I do not think these critics are saying this at all about Mr. Turner.  To me it seems as if they are trying to eradicate the negative connotations and stigmas associated with the word with very good intentions.  But to eradicate completely is impossible.  Nothing short of Thought Police will make that a reality.  Still, I do not think the efforts of those grieved by the word “illegal” are in vain.  I am not naive to the legitimate hurt the word can inflict when used by a malicious person.  If their protests create a larger awareness of the word’s sting, then fine.  However, as long as there are incidences like this one, for example, those negative connotations and stigmas associated with “illegal” become much harder to rub out of the American psyche.  As a matter of fact, they get stronger along with the animosity of many.

But there’s another side to protests that may be obscured by good intentions.  Ironically, those planning on protesting Illegal Pete’s if it does not change its name, must realize their protests might also heighten the animosity many already feel toward those labeled as “illegal.”  Why might it heighten the animosity of many?  Because their racist?  No, but because many realize this is an injustice against Mr. Turner; who, in the eyes of many, has done nothing wrong.  If he changes the name of his restaurant and somebody asks why, they will not point to a word but to people.  How is that not going to create resentment?

There is no ill-intent behind Mr. Turner’s use of the word “illegal” in the name of his restaurant.  It is probably safe to assume that a business that has thrived for nearly twenty years has done so because the food and service has been pleasing to customers of every shade.  And what of Mr. Turner’s hard work in making Illegal Pete’s successful?  Is he really obligated to these people to rebrand his entire business?  I don’t think so and I am not the only one.  If you were to Google this news story and read many of the comments left by commentators on various articles at various sites, one would see that most are in favor of Illegal Pete’s remaining, well, illegal.  Some call the attack against Illegal Pete’s over-reaching and view it as merely political correctness run amok.
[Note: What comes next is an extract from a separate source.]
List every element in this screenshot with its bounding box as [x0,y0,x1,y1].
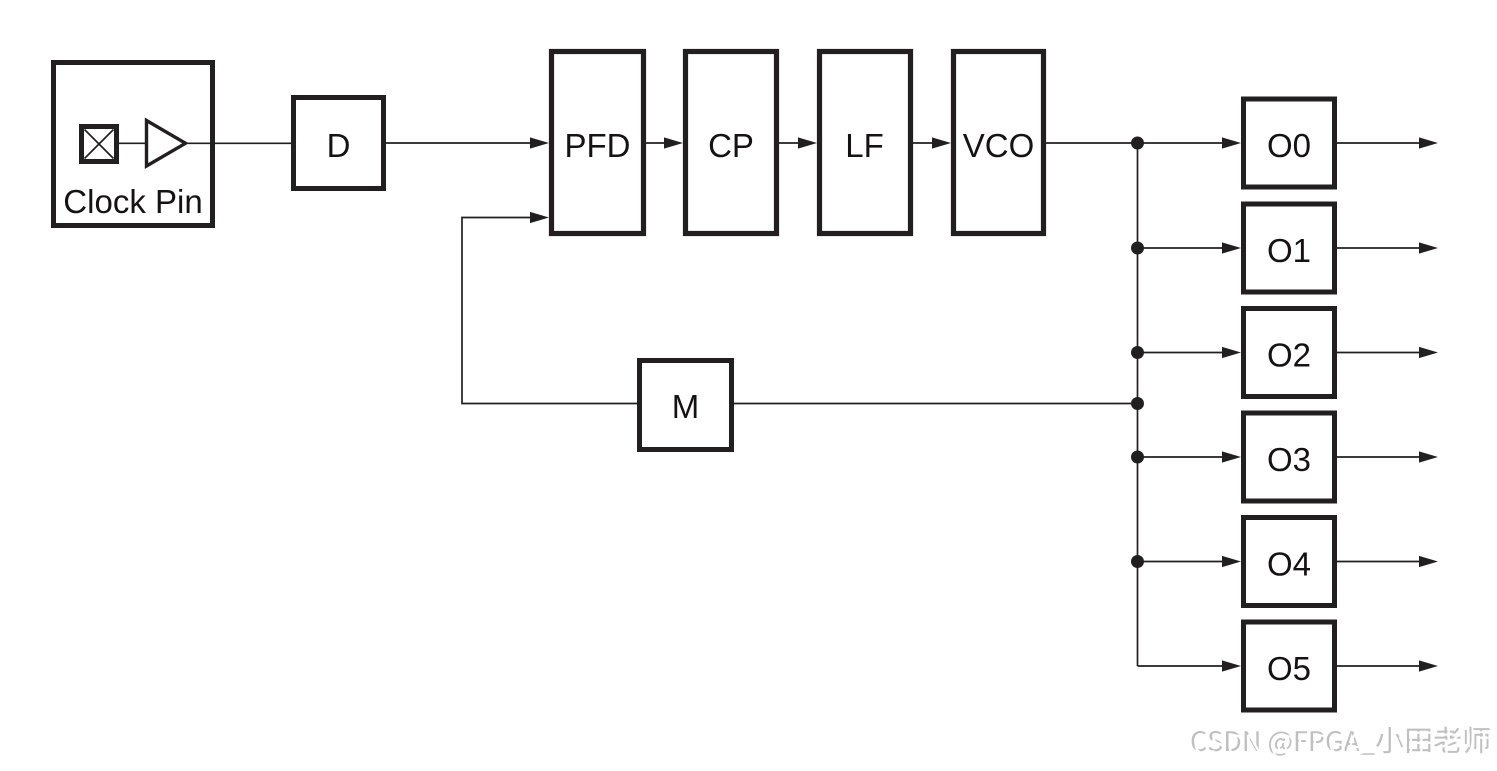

Others are more colorful in their opinions, as can be expected.

Others say the name must go because it may incite violence.  No, seriously.  According to the Syracuse.com article, Antero Garcia, English Professor at Colorado State University, “said the restaurant’s name would instill violence in the community.”  If such a loaded word as “illegal” were capable of inciting violence at a Mexican restaurant, why have we not heard of riots, melees, and race-wars with tightly packed burritos as projectiles of death and destruction in Boulder and Denver in the last twenty years?  Are Fort Collins residents just that gangsta?  Who knew?
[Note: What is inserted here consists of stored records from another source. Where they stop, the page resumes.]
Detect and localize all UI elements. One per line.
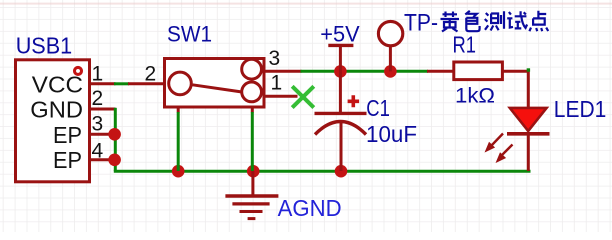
test point circle xyxy=(378,21,402,45)
test point label CJK 黄 xyxy=(441,12,460,32)
svg-text:LED1: LED1 xyxy=(554,96,607,122)
LED1 cathode bar xyxy=(507,132,550,136)
resistor R1 lead left xyxy=(427,70,454,73)
test point label CJK 试 xyxy=(507,11,527,28)
svg-text:10uF: 10uF xyxy=(366,121,417,147)
junction dot bottom left (SW1 left leg) xyxy=(172,165,185,178)
svg-text:3: 3 xyxy=(92,112,104,135)
svg-text:1kΩ: 1kΩ xyxy=(455,84,495,108)
SW1 bottom right contact circle xyxy=(242,82,262,102)
power port +5V lead xyxy=(339,46,342,71)
capacitor C1 bottom arc xyxy=(315,122,366,135)
component SW1 body xyxy=(165,59,265,108)
junction dot +5V / C1 tap xyxy=(334,65,347,78)
SW1 lever xyxy=(193,85,243,92)
junction dot bottom right (C1 leg) xyxy=(335,165,348,178)
junction dot pin4 xyxy=(108,154,121,167)
svg-text:GND: GND xyxy=(30,96,83,122)
svg-text:1: 1 xyxy=(92,63,104,86)
LED1 lead down to ground wire xyxy=(527,134,530,171)
bottom ground wire xyxy=(114,170,531,173)
capacitor C1 top plate xyxy=(315,112,367,115)
SW1 pin 3 stub xyxy=(264,70,302,73)
junction dot pin3 xyxy=(108,128,121,141)
svg-text:3: 3 xyxy=(269,47,281,70)
svg-text:1: 1 xyxy=(271,72,283,95)
SW1 left contact circle xyxy=(169,72,192,95)
resistor R1 lead right and corner down xyxy=(504,71,529,110)
capacitor C1 plus sign xyxy=(348,95,360,107)
SW1 pin 1 stub xyxy=(264,95,298,98)
LED1 emission arrow upper xyxy=(486,134,504,152)
svg-text:USB1: USB1 xyxy=(16,33,72,59)
power port +5V bar xyxy=(328,44,353,47)
AGND bar 2 xyxy=(232,202,269,205)
test point label CJK 点 xyxy=(529,11,548,31)
wire VCC to SW1 pin 2 xyxy=(114,82,129,85)
SW1 right leg wire down xyxy=(251,107,254,113)
test point lead xyxy=(389,47,392,72)
pin 4 stub of USB1 xyxy=(89,158,116,161)
svg-text:2: 2 xyxy=(92,87,104,110)
LED1 triangle xyxy=(510,108,547,131)
AGND bar 1 xyxy=(225,194,278,197)
svg-text:SW1: SW1 xyxy=(167,22,212,47)
svg-text:2: 2 xyxy=(145,62,157,85)
svg-text:R1: R1 xyxy=(453,32,477,58)
resistor R1 body xyxy=(454,62,503,80)
no-ERC cross on SW1 pin 1 xyxy=(292,86,314,107)
svg-text:AGND: AGND xyxy=(278,195,342,221)
AGND bar 4 xyxy=(248,217,256,220)
svg-text:+5V: +5V xyxy=(320,21,359,46)
svg-text:EP: EP xyxy=(53,122,82,148)
net stub green fleck at R1 corner xyxy=(527,68,530,71)
junction dot test point tap xyxy=(384,65,397,78)
pin 3 stub of USB1 xyxy=(89,133,116,136)
component USB1 body xyxy=(16,60,90,182)
SW1 pin 2 stub xyxy=(128,82,164,85)
capacitor C1 lead bottom xyxy=(340,122,343,171)
test point label CJK 色 xyxy=(465,11,479,31)
pin 1 stub of USB1 xyxy=(89,82,116,85)
AGND lead down xyxy=(251,171,254,195)
faint top window edge xyxy=(0,3,612,5)
pin-1 marker ring on VCC xyxy=(75,67,82,74)
svg-text:TP-: TP- xyxy=(404,10,438,37)
AGND bar 3 xyxy=(240,210,263,213)
svg-text:VCC: VCC xyxy=(32,71,83,97)
svg-text:C1: C1 xyxy=(366,95,390,121)
SW1 left leg wire down xyxy=(177,107,180,113)
LED1 emission arrow lower xyxy=(497,145,513,163)
junction dot bottom middle (SW1 right leg / AGND) xyxy=(247,165,260,178)
test point label CJK 测 xyxy=(485,11,504,30)
main wire SW1 pin3 to R1 xyxy=(301,70,429,73)
wire vertical from GND pin down xyxy=(114,108,117,171)
capacitor C1 lead top xyxy=(339,71,342,113)
pin 2 stub of USB1 xyxy=(89,108,116,111)
SW1 top right contact circle xyxy=(242,59,262,79)
svg-text:EP: EP xyxy=(53,147,82,173)
svg-text:4: 4 xyxy=(92,139,104,162)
As a Hispanic, I am not offended by the word “Illegal” in the restaurant’s name in any way whatsoever.  Others are and that is their prerogative.  Perhaps some might even insist that all Latinos should  be offended by this.  Sorry, I’m just not.  I fail to see myself as a victim.  Now, could I?  I guess, but why?  For what purpose?  To make demands upon an innocent, successful business owner all in the name of identity politics, political-correctness run amok?  I simply don’t see what others see about the name.  As they say in the south, “That dog don’t hunt.”  It’s the name of a business.  Illegal Pete’s is not using the word to refer to people.  Those that clearly use the term to debase and dehumanize others should be brought to account.  But not Mr. Turner.  It is unfair that he is being made into a scapegoat.   It sounds like an awesome place to get good grub and hardly the racial boogeyman agitators make it out to be.  We’re talking about burritos, nachos, tacos, and quesadillas.  Subtle racism?  No way Jose.